Tempos em que se tenta impor a vontade de poucos contra a ideia de muitos, à força, sem que se discuta o problema em busca de uma solução conjunta. Porque quem não tem argumentos não quer discussões, quer medidas urgentes e imediatas, para que não exista tempo para desmontar teses e ideias difíceis de impor. São sempre vãs as tentativas de chegar a um ponto de consenso porque não há bom senso suficiente para esperar por uma reflexão. Porque ninguém quer ser convencido pelo outro, quer impor-se aos outros.

Se olharmos com atenção para a maior parte das discussões virtuais que pululam pelas redes sociais, e que depois acabam por nos cair na sopa nas conversas reais, e influenciar os nosso filhos e muitos amigos, encontramos um profundo desconhecimento dos factos relativos ao que se está a discutir.

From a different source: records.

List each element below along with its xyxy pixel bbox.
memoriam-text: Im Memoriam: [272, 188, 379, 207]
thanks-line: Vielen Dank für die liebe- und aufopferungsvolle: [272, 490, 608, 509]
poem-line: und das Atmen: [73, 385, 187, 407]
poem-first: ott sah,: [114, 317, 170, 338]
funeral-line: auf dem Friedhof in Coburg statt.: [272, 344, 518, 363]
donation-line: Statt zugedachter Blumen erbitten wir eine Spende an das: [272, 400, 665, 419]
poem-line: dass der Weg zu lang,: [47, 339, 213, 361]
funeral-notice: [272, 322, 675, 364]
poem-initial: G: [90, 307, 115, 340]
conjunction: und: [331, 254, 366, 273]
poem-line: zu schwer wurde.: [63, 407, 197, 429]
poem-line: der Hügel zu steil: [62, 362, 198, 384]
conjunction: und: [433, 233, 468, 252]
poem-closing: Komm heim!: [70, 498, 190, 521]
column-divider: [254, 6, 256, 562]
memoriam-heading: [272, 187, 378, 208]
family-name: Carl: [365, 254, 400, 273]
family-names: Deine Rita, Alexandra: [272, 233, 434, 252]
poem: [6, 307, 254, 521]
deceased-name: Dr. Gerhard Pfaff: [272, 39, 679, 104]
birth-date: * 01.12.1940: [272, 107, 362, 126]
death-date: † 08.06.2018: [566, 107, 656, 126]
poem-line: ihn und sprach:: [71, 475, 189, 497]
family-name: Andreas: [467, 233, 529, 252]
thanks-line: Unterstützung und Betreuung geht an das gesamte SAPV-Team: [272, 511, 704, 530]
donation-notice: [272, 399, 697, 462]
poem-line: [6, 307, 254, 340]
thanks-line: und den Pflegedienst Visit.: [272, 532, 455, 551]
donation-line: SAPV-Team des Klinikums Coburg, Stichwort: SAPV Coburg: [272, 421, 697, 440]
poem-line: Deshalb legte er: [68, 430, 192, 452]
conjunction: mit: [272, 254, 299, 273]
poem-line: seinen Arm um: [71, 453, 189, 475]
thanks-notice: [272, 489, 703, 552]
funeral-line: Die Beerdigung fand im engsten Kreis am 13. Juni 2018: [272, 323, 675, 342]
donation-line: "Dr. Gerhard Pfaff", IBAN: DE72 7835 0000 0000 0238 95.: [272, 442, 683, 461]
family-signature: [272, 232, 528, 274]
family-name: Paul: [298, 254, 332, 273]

As pessoas não sabem e não querem saber, não leram e não vão ler, ficam-se pelo título de uma notícia - tantas vezes escrito deliberadamente de forma errada para gerar viralidade (como ninguém fiscaliza as regras do jornalismo e não há consequências vale tudo) - e discutem o sexo dos anjos até à exaustão.

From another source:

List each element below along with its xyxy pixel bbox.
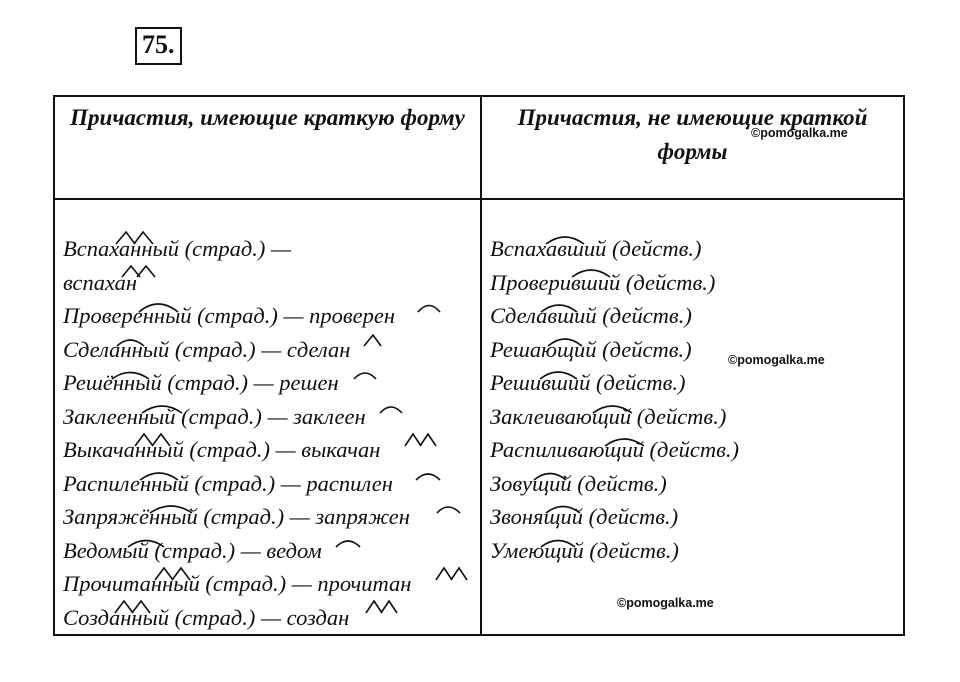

Mas discutem o que não existe, o que presumem existir, até que alguém se lembra de um título contrário, igualmente sexy na sua formulação mas redutor no seu conteúdo, e passam todos a discutir o que era verdade desde o início mas que a maioria ignorava.

São tempos perigosos. De contradições insanas que aparecem e desaparecem sem que se faça o luto. Cada um diz uma coisa e o seu contrário com uma rapidez e desfaçatez desconcertantes.

Não há tempo para grandes pensadores nem para grandes pensamentos. É um tempo sem tempo para analisar e reflectir.

Um tempo onde parecem mandar os tontos, ideal para gente tonta. Um tempo em que é preciso ter paciência para esperar pelo tempo certo ou optar por remar contra a corrente.